Under close scrutiny, such congressional budgeting improvisations are just like lipstick on a pig, Lacson said: “Maski make-up-an mo yung baboy, lagyan mo ng lipstick yung baboy, baboy pa rin yon. Lalabas at lalabas pa rin yung itsura non.”

Apart from the major steps in national budgeting – preparation, authorization, execution and accountability – Lacson said the process involves many other steps, such as budget calls, citizen engagement, consultations with local and then regional development councils before submission of funding proposals to the Cabinet-level Development Budget Coordination Committee.

The House hit back at President Marcos’ elder sister, saying Senator Imee’s realignment of P13 billion in the DSWD’s 2023 budget deprived about 900,000 “poorest of the poor” beneficiaries of the Pantawid Pamilyang Pilipino Program or 4Ps.

Cash for the 4Ps instead went to the AICS, or Assistance to Individuals in Crisis Situations, according to a party-list congressman.

Both the 4Ps and AICS are DSWD-supervised cash handouts for social amelioration. The difference is that the 4Ps is a conditional cash transfer that beneficiaries withdraw from ATMs and banks.

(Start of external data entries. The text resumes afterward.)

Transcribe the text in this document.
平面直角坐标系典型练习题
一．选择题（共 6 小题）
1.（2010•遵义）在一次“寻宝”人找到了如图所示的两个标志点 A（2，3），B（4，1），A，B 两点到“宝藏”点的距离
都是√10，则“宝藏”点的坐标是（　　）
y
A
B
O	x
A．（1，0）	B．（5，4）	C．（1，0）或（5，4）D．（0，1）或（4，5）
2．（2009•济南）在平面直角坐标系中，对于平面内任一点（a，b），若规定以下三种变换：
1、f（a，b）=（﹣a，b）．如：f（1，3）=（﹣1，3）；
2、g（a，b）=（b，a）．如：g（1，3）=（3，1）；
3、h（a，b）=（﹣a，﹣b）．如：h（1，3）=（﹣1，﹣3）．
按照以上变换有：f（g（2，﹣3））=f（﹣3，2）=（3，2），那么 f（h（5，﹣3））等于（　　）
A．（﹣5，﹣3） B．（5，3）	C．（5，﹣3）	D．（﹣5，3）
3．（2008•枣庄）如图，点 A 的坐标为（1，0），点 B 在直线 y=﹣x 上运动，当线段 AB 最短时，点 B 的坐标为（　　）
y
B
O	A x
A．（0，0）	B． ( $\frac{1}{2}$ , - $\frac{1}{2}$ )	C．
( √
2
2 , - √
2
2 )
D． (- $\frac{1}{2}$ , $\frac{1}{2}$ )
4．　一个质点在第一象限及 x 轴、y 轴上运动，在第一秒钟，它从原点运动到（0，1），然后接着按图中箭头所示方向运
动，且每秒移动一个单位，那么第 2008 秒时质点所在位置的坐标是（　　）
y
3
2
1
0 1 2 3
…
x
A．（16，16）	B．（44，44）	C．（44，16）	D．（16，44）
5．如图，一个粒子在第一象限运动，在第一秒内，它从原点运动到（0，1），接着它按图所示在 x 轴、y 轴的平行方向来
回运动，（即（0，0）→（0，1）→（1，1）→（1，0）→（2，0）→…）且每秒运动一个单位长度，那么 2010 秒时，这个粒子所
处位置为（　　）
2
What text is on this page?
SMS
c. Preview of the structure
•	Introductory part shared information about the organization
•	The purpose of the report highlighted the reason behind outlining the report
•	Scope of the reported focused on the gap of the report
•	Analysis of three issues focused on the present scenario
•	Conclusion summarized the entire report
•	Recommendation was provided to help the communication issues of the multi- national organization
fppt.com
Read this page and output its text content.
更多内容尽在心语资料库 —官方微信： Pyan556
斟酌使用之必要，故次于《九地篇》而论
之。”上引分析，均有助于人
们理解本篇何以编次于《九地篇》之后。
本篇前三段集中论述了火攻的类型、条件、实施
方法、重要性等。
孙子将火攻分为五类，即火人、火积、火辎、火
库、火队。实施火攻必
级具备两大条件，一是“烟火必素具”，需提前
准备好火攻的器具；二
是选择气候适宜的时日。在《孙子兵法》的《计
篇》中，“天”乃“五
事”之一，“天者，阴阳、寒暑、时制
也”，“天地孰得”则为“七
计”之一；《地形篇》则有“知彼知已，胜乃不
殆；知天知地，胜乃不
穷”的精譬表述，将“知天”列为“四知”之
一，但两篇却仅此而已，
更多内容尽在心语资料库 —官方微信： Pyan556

AICS, on the other hand, is the institutionalized “KBL” – kasal, binyag, libing – public funds that can be handed out in person by politicians (Imee Marcos and her ally Vice President Sara Duterte have done this) to assist their constituents in expenses for weddings, baptisms, funerals as well as food, transportation, education and other needs.

Last Wednesday, Marcos explained that she realigned only P8 billion from the 4Ps to “quickly implementable” social amelioration projects such as AICS because of poor utilization of the 4Ps budget. Another P5 billion for the 4Ps was realigned by the bicameral conference committee, she said.

One thing is clear: all politicians want to use people’s money for their own purposes, among others to dole out tax-funded ayuda while taking personal credit for the help.

What can taxpayers say except a pox on all your houses.